El sueño de la ministra
Irene Montero está haciendo realidad todo aquello que deseó siendo niña... y todavía hay quien cree que va a dimitir
CUANDO aquel 15 de marzo Irene Montero fue con sus amigos a Decathlon para comprarse una tienda de campaña prácticamente era una niña. Corría el año 2011 y por aquel entonces la criatura tenía apenas 23 añitos. Recién cumplidos. Las imágenes que nos regala la hemeroteca de aquella acampada en la Puerta del Sol resultan entrañables. Tan jovencita, con su pañuelo rojo en la cabeza. Sin más preocupaciones que eso tan etéreo de la justicia social, el ecofeminismo, los movimientos por la diversidad... lo propio de la edad. Causas justísimas que desde muy niña le enseñaron a defender en el peculiar centro escolar en el que estudió, el ‘Siglo XXI’. Un colegio en el que se enorgullecen de ofrecer «una educación que abarca todas las dimensiones de la persona, en la que las dinámicas están enfocadas a valorar el trabajo en equipo de carácter colaborativo y cooperativo poniendo el acento en el desarrollo de las habilidades sociales (sic)». Precioso. Intachable. Nada de tirar tizas a los alumnos, ni de alienarlos colocándolos en fila. Eso lo dejan para los colegios fascistas. En el ‘Siglo XXI’ se asumen «responsabilidades y tareas entre todos los responsables del hecho educativo para que cada alumno, en su diversidad, sea exitoso en su proceso de aprendizaje (sic otra vez)». Ole. Vellitos de punta, que se dice en Cádiz. Allí creció y se formó Irene. Por supuesto, como delegada de la clase, que desde chiquitita apuntaba maneras. De Matemáticas, Sociales o Lengua, ni idea. Pero de inclusión, feminismos, sexualidad y diversidad aprendió a base de bien. Por eso, cuando estalló la tormenta perfecta soñada por cualquier revolucionario –crisis económica y corrupción en el Gobierno– Irene acampó con la ‘Quechua’ como si no hubiera un mañana. O mejor dicho, para ser ella y sus camaradas los que escribieran cómo habría de ser ese mañana. Y triunfaron. A lo grande. Se metieron todos en política, previo paso por el activismo, claro. Y degenerando, degenerando, Irene llegó hasta lo que es hoy: nada más y nada menos que ministra del Gobierno de España. De la misma España a la que odia en todas sus dimensiones. A la que detesta, sobre todo, por lo que ella considera el peor de los pecados posibles: el heteropatriarcado.
Cuando Irene salía a la pizarra a exponer sus conclusiones sobre las necesidades biológico–afectivas de les niñes, resultaba enternecedor para sus profesores. Cuando más tarde lo hizo en el Instituto era, en cierto modo, lógico. Cosas de la edad. Ya después, en la Universidad, su radicalidad empezaba a asustar, pero no eran más que movimientos estudiantiles.

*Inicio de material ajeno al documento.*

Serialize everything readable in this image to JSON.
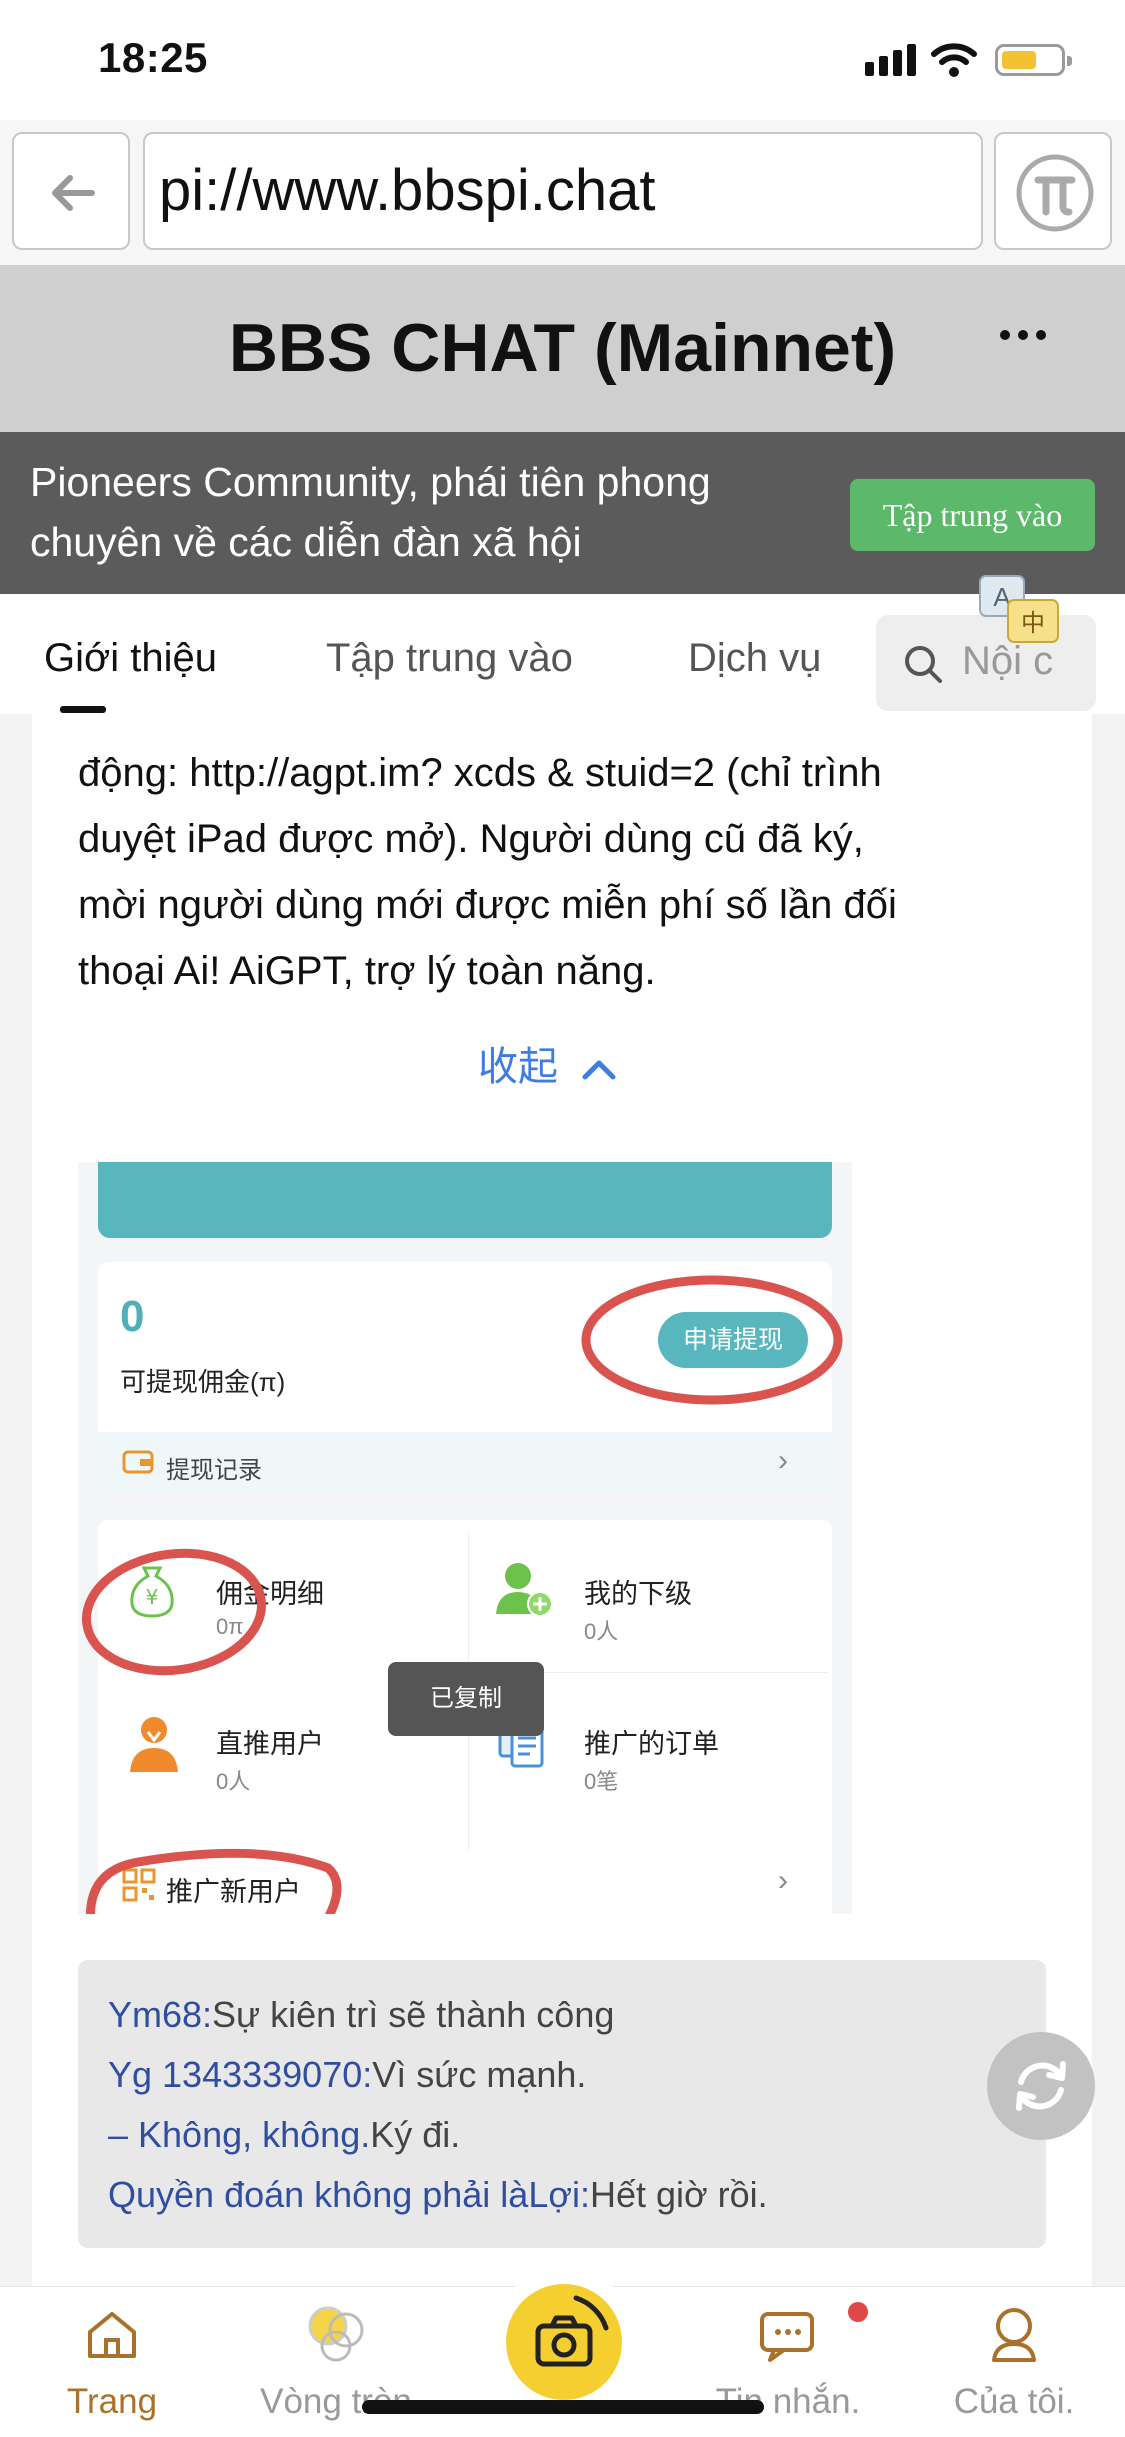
{
  "status_bar": {
    "time": "18:25"
  },
  "browser": {
    "url": "pi://www.bbspi.chat"
  },
  "header": {
    "title": "BBS CHAT (Mainnet)"
  },
  "banner": {
    "line1": "Pioneers Community, phái tiên phong",
    "line2": "chuyên về các diễn đàn xã hội",
    "follow_label": "Tập trung vào"
  },
  "tabs": [
    {
      "label": "Giới thiệu"
    },
    {
      "label": "Tập trung vào"
    },
    {
      "label": "Dịch vụ"
    }
  ],
  "search": {
    "placeholder": "Nội c"
  },
  "content": {
    "paragraph_lines": [
      "động: http://agpt.im? xcds & stuid=2 (chỉ trình",
      "duyệt iPad được mở). Người dùng cũ đã ký,",
      "mời người dùng mới được miễn phí số lần đối",
      "thoại Ai! AiGPT, trợ lý toàn năng."
    ],
    "collapse_label": "收起"
  },
  "embedded": {
    "balance": "0",
    "withdrawable_label": "可提现佣金(π)",
    "apply_button": "申请提现",
    "record_label": "提现记录",
    "grid": [
      {
        "title": "佣金明细",
        "sub": "0π"
      },
      {
        "title": "我的下级",
        "sub": "0人"
      },
      {
        "title": "直推用户",
        "sub": "0人"
      },
      {
        "title": "推广的订单",
        "sub": "0笔"
      }
    ],
    "toast": "已复制",
    "promo_label": "推广新用户"
  },
  "comments": [
    {
      "user": "Ym68:",
      "text": "Sự kiên trì sẽ thành công"
    },
    {
      "user": "Yg 1343339070:",
      "text": "Vì sức mạnh."
    },
    {
      "user": "– Không, không.",
      "text": "Ký đi."
    },
    {
      "user": "Quyền đoán không phải làLợi:",
      "text": "Hết giờ rồi."
    }
  ],
  "bottom_nav": [
    {
      "label": "Trang",
      "icon": "home-icon"
    },
    {
      "label": "Vòng tròn",
      "icon": "circles-icon"
    },
    {
      "label": "Tin nhắn.",
      "icon": "message-icon"
    },
    {
      "label": "Của tôi.",
      "icon": "profile-icon"
    }
  ],
  "colors": {
    "accent_green": "#5cb86a",
    "active_nav": "#a9712a",
    "link_blue": "#3f7be0",
    "teal": "#57b6be"
  }
}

Ahora, que es ministra, es un auténtico peligro. Tanto, que está haciendo que se tambalee uno de los pilares de nuestra convivencia, la separación de poderes, insultando además a los jueces. Con total impunidad, con la connivencia del presidente del Gobierno y con la complicidad de sus más de tres millones de votantes. Irene está haciendo realidad sus sueños de la infancia. Y tiene, mínimo, un año por delante para seguir haciéndolo. Todavía hay quien cree que va a dimitir. Que espere sentado.